AI-Assisted Frontend Debugging: Keep the Engineering Loop Honest

AI can make frontend debugging faster, especially when the issue sits across several layers: a React component, a TypeScript type, a Next.js route, an API response and a browser state that only appears in one condition.

But speed is not the same as understanding.

The real value of AI in debugging is not that it gives an instant answer. The value is that it helps generate hypotheses faster, compare possible causes, and reduce the time between observation and verification.

That only works if the engineer keeps ownership of the loop.

A practical debugging loop

When I use AI while debugging frontend work, I try to keep the workflow disciplined:

  1. Reproduce the problem first.

    If I cannot reproduce it, I do not yet understand the shape of the issue.

  2. Describe the expected behaviour.

    A plain-English description often exposes whether the bug is technical, product-related, or a mismatch in assumptions.

  3. Use AI for hypotheses, not authority.

    “What are three possible causes?” is usually safer than “fix this code.”

  4. Check the answer against the system.

    Types, tests, browser DevTools, network responses, error states and real user flows matter more than a confident generated explanation.

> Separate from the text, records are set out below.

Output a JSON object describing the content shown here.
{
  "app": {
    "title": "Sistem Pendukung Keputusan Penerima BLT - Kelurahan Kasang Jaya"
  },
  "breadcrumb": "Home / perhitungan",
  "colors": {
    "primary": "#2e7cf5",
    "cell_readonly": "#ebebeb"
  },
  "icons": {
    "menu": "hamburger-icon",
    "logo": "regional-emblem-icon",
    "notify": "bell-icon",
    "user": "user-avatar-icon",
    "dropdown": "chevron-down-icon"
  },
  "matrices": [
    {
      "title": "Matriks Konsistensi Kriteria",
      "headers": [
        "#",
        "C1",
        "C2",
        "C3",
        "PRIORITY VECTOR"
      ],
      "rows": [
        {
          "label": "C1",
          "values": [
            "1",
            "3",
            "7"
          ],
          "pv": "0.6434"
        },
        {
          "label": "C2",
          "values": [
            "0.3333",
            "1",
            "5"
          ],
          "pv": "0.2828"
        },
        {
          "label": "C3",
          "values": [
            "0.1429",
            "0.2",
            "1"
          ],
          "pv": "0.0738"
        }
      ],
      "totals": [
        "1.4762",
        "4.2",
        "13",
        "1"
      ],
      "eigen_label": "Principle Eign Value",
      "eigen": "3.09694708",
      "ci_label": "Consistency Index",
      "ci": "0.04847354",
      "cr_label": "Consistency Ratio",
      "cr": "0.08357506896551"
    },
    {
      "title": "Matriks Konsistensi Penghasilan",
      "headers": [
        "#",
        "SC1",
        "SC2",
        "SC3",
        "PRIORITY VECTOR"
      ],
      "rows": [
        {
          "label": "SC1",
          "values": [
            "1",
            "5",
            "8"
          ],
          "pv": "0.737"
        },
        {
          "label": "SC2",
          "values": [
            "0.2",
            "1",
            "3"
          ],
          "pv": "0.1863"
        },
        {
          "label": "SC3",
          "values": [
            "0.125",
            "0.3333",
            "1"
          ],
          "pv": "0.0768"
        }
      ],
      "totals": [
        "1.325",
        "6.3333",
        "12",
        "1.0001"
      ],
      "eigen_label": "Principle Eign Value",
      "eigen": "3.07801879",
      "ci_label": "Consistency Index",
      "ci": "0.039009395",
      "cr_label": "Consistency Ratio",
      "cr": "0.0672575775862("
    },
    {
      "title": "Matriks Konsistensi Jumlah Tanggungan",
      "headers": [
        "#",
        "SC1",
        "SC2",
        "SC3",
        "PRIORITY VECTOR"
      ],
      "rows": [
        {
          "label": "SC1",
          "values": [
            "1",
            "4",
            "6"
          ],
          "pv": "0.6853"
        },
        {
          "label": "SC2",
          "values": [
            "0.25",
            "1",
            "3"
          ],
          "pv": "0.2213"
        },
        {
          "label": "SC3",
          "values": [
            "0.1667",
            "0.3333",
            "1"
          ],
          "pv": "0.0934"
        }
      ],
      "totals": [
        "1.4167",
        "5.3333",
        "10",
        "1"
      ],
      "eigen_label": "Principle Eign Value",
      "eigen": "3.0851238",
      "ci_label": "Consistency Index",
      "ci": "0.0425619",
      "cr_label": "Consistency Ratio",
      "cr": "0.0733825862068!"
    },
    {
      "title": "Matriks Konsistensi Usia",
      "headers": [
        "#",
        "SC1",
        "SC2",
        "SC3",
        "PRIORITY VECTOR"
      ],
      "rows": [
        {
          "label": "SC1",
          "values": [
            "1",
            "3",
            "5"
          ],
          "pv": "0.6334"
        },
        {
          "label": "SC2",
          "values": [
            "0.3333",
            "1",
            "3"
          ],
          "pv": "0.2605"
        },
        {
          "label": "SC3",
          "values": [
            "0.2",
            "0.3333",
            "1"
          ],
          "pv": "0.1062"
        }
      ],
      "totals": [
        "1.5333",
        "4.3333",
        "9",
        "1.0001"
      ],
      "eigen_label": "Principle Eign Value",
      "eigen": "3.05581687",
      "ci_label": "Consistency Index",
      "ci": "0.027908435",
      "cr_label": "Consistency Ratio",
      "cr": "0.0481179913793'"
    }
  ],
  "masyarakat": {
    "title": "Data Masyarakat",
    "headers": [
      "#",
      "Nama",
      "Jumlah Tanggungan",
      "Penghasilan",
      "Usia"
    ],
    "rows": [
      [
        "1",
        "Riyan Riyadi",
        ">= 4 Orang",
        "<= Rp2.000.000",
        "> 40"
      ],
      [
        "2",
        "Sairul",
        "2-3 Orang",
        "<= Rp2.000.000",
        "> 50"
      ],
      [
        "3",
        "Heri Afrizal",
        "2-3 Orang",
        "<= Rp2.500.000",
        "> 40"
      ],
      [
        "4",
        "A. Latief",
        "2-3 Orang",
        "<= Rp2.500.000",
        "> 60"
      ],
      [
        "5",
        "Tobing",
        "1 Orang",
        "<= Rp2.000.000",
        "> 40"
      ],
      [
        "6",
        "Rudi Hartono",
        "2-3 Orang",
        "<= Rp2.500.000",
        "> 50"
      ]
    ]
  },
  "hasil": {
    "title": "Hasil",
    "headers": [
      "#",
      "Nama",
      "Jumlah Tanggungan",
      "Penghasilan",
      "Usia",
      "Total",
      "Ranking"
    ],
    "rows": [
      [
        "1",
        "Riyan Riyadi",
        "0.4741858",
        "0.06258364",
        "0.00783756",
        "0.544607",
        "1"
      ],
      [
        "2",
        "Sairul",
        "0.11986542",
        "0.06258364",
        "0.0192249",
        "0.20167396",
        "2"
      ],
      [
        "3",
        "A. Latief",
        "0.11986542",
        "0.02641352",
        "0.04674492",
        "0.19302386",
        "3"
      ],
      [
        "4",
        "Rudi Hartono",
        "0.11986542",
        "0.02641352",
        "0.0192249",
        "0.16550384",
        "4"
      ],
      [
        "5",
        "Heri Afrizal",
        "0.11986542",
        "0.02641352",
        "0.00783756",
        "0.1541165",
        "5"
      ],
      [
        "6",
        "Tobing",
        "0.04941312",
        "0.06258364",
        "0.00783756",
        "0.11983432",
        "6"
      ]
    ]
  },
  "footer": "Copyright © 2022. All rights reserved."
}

  5. Make the smallest explainable change.

    A good fix should be easy to describe in one or two sentences.

Why this matters in frontend engineering

Frontend bugs are often trust bugs.

A form that submits twice, a loading state that never resolves, an error message that hides the next action, or a data display that looks certain when it is not — these are not just code problems. They affect how people experience the product.

That is especially important in high-trust domains such as fintech and open banking, where clarity, state management and error handling are part of the product experience.

AI can help move through the debugging path faster, but it should not remove the engineer’s responsibility to understand the behaviour.

The useful standard

Before shipping an AI-assisted fix, I want to be able to answer:

  • What was the actual cause?
  • Why did this change fix it?
  • What did I verify?
  • What could still break?
  • Is the change smaller than the uncertainty around it?

If I cannot answer those, the work is not finished. It is just generated.

Takeaway

AI should make good engineering habits faster.

It should not make weak engineering habits invisible.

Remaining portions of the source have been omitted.